Note: subsequent to my writing this the following (Japanese-language) working paper came out.
ESRI Discussion Paper Series No.249 "On Improving the Estimation Method of Japanese Quarterly GDP"
The abstract actually is translated into English; it notes that the focus is on improving the seasonal adjustments and investment data component of GDP to decrease the magnitudes of the revisions between the first "flash" release and the second revised data [and the subsequent final report]. The article itself is filled with matrix algebra, and with considerations of data sources and the treatment of inventories, changes of which are one component of investment. Additional background can be found in two working papers of the authors on the University of Tokyo Center for International Research on the Japanese Economy, as well as links to many other recent papers. (The Japanese-language portion provides details on graduate workshops, including recent and upcoming presentations, with PDFs of many of the papers -- most of which are in English.)
FYI the title, authors' names and abstract follow:GDP 速報の推定法の改善について
国友直人、佐藤整尚

内閣府が定期的に公表しているGDP速報の推定法における改善可能性について議論する。特にGDP公表の1次速報・2次速報において用いられている設備投資系列、在庫投資系列および季節調整を巡る扱いについて考察し、統計学的立場より若干の改善方法を提案する

Thursday, September 16, 2010

Female LF Partcipation

In response to Joyce Gelb's query on the NBR Japan discussion forum, women's LF participation has evolved quite markedly in the past 20 years.

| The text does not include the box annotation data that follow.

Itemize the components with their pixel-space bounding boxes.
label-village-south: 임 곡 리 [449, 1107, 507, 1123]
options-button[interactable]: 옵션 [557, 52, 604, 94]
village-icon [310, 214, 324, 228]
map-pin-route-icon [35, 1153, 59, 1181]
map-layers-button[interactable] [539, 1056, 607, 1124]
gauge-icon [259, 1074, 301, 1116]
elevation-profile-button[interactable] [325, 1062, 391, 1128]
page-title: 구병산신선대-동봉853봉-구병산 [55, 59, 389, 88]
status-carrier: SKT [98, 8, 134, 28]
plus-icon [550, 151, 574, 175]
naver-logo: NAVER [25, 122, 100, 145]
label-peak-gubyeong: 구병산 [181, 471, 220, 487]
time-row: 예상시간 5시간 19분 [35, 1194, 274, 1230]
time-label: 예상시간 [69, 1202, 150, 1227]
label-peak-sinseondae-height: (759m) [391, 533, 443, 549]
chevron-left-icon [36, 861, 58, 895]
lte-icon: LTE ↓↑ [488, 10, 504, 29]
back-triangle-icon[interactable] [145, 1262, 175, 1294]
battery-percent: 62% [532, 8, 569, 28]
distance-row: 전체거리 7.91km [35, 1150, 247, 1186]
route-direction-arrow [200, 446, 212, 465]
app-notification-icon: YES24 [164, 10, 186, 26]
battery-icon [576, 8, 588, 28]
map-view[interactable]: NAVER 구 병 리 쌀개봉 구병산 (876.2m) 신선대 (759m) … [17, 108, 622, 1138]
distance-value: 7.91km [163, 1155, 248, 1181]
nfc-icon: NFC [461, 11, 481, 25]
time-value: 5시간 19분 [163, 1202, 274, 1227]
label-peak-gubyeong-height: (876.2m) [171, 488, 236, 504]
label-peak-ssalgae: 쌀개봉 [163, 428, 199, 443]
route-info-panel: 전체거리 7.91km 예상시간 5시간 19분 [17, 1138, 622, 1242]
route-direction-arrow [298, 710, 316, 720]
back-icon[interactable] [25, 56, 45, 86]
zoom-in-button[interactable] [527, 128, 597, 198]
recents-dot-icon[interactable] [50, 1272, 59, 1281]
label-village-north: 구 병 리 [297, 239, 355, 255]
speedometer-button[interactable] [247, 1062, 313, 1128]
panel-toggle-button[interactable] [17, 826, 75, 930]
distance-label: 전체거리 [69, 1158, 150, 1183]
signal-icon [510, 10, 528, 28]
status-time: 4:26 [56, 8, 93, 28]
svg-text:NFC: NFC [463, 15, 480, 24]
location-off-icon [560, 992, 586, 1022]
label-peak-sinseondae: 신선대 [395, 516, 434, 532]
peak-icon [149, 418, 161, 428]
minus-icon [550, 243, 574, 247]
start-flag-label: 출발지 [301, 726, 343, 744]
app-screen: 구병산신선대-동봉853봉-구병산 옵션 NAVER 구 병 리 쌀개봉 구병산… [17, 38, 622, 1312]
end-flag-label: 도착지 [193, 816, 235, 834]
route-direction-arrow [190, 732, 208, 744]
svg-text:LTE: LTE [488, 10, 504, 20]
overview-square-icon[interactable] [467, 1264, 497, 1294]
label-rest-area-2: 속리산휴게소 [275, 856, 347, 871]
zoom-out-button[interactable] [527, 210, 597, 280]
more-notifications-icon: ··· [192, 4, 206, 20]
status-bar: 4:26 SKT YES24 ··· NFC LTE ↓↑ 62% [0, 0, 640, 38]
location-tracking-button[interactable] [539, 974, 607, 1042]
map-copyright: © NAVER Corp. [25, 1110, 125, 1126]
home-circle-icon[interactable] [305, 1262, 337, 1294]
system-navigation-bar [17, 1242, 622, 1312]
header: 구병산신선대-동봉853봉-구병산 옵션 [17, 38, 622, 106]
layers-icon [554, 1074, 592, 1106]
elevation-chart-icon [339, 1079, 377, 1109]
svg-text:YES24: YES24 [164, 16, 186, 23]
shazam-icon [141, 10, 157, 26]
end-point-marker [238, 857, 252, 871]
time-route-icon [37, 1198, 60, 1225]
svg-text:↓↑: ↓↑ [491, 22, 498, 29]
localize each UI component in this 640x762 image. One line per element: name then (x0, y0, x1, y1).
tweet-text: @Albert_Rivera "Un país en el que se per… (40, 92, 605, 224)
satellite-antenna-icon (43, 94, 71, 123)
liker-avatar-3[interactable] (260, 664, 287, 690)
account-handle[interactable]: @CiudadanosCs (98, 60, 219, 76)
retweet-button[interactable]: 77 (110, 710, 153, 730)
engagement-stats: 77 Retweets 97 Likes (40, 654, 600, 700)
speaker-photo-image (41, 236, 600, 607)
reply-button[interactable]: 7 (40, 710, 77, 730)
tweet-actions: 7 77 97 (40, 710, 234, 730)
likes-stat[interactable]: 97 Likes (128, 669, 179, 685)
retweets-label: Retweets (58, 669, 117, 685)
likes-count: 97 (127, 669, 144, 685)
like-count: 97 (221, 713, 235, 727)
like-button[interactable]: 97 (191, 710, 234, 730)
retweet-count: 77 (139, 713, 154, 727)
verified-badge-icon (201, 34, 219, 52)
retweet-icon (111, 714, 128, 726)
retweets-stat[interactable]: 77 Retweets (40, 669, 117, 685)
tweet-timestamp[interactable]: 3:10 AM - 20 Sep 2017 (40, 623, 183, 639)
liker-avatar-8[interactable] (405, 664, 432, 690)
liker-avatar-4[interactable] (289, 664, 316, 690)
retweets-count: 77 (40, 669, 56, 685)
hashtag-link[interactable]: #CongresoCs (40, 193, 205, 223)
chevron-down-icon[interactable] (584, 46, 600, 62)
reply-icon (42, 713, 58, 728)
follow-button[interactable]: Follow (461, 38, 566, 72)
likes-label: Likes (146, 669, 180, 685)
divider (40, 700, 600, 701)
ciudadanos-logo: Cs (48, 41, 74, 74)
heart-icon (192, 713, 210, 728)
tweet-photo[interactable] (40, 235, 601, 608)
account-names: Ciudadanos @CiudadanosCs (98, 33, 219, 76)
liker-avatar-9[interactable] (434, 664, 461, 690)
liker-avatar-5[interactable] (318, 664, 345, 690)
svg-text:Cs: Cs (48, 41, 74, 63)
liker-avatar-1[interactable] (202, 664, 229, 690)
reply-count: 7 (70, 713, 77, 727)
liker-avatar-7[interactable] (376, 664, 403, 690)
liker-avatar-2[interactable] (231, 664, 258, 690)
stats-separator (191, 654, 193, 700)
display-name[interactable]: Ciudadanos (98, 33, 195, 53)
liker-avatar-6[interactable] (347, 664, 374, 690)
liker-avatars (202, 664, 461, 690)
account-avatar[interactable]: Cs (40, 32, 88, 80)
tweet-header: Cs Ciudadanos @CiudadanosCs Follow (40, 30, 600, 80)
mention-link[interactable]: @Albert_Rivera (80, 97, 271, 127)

As she notes, this does not mean they face equal opportunities -- and it says nothing about whether they are full-time regular hires or part-time or contract workers. But it does reflect very significant changes in behavior among younger women. Now the participation rate for women in the 20-24 year old bracket is flat, but during this period the proportion of women pursuing post-high-school education (and among them, the proportion choosing a 4-year over a 2-year institution) has risen markedly. That pulls the average down. In the data the participation rate of the 25-29 year old bracket is now the highest. That is even more stark if we compare it with 1973 -- I deleted most of the age brackets for visual clarity -- when the 25-29 participation rate was lower than any age bracket other than the one that included high school students, and women age 60 and above. Note too that the participation rate of the 30-34 year old bracket is now rising at about the same rate -- more and more of them continue to work.
In the background women are marrying later and once married are having children at later ages (if at all!). I put in the "M-Form" graph at the bottom, below the other graph. The US and most of Europe no longer have the "M" drop during peak child-rearing years. But I won't put in marriage age graphs. You can however pull the underlying data from the National Institute of Population and Social Security Research [clink for link], which has the 130-odd page Population Statistics of Japan 2008 available for download as a pdf as well as excel files for all the tables. (The Japanese-language site links to more recent data -- the English site may as well, I don't use it.)